Navistar did not immediately respond to a request for comment on the report. Navistar’s stock closed at $31.43 on Wednesday. Shares are still up 16 percent since the start of the year.
Been here before
David Leiker, senior research analyst at Robert W. Baird & Co., said TRATON, formerly the Truck & Bus Group of Volkswagen, has made similar comments since paying $256 million in September 2016 for its stake in Navistar.
“In the past, comments suggesting a longer process for acquiring Navistar have created pullbacks in Navistar’s stock, and today is no different,” Leiker wrote in a note to investors. “We firmly believe TRATON will eventually acquire Navistar to maximize the synergies and financial returns from its investment.”
TRATON began trading on the Frankfurt Stock Exchange and Nasdaq Stockholm under the ticker 8TRA on June 28. That raised investor speculation that it would add Navistar to its MAN and Scania brands as it pursues Daimler AG (NASDAQ:DMLRY) and Volvo AB (NASDAQ:VLVLY) for global truck leadership.
TRATON’s core markets are Europe and South America. It reported revenue of 25.9 billion euros in 2018 with truck sales of 233,000 units. North America accounts for only 1.5 percent of TRATON’s vehicle deliveries. It has about 81,000 employees and 29 production and assembly facilities in 17 countries.
Navistar holds about 14 percent of the U.S. market for heavy- and medium-duty trucks. It generated $10.3 billion in revenue during its 2018 fiscal year ending in October 2018. Navistar’s $3.3 billion market cap is roughly one-quarter of TRATON’s value. The two collaborate on engine technology, the sale of engines and contract manufacturing.
TRATON formed a strategic partnership with Japan’s Hino Motors Ltd. (OTCMKTS: HINOF) in April 2018 to cooperate on conventional, hybrid and electric powertrains, connectivity and autonomous driving systems as well as purchasing and logistics. Toyota Motor Corp. (NYSE:TM) owns 50.1 percent of Hino.
TRATON’s investment came at a critical time for Navistar. Its market share had cratered because of the defective Maxxforce engine that cost billions in recalls and repairs and damaged the company’s reputation.

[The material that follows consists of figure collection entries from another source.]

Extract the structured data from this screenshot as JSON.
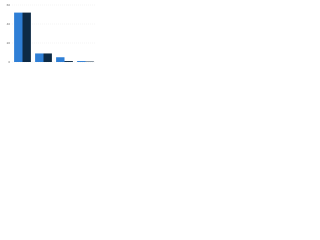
{
  "chart_data": {
    "type": "bar",
    "categories": [
      null,
      null,
      null,
      null
    ],
    "series": [
      {
        "color": "#2f7fd6",
        "values": [
          52,
          9,
          5,
          1
        ]
      },
      {
        "color": "#0d2a45",
        "values": [
          52,
          9,
          1,
          0.5
        ]
      }
    ],
    "ylim": [
      0,
      60
    ],
    "yticks": [
      0,
      20,
      40,
      60
    ],
    "grid": true
  }
}
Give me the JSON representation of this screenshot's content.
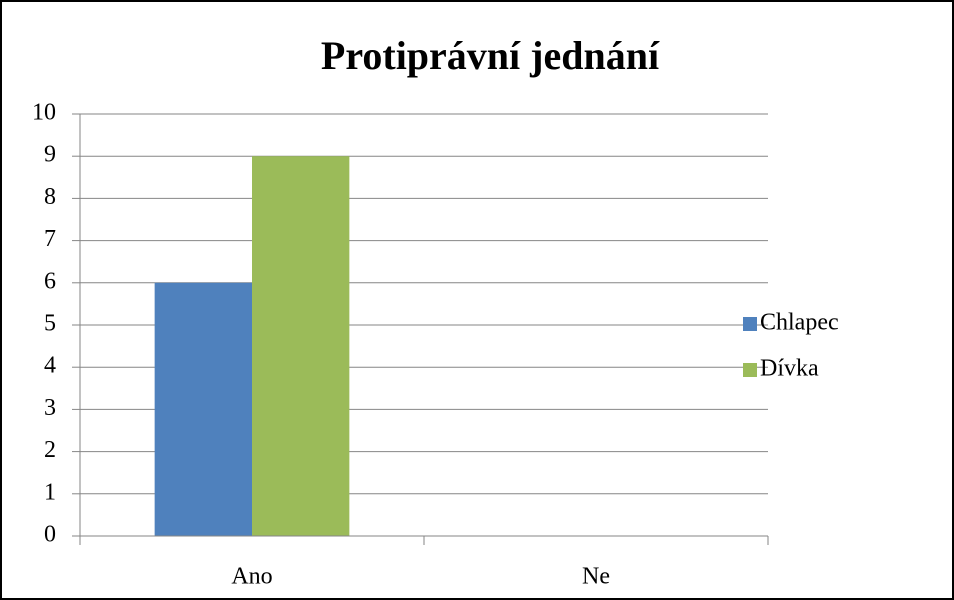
{
  "chart_data": {
    "type": "bar",
    "title": "Protiprávní jednání",
    "categories": [
      "Ano",
      "Ne"
    ],
    "series": [
      {
        "name": "Chlapec",
        "color": "#4f81bd",
        "values": [
          6,
          0
        ]
      },
      {
        "name": "Dívka",
        "color": "#9bbb59",
        "values": [
          9,
          0
        ]
      }
    ],
    "ylim": [
      0,
      10
    ],
    "yticks": [
      0,
      1,
      2,
      3,
      4,
      5,
      6,
      7,
      8,
      9,
      10
    ],
    "grid": true,
    "legend": "right"
  }
}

Navistar recently set aside $158 million to cover a class action and other customer claims.
Since the alliance was formed, Navistar has also benefited from TRATON’s purchasing might. VW and Navistar said they anticipated five-year savings of $500 million from working together.
“The alliance with TRATON is reducing costs through the procurement joint venture and cost-effective access to next-generation technologies,” Navistar CEO Troy Clarke said on the company’s earnings call June 4.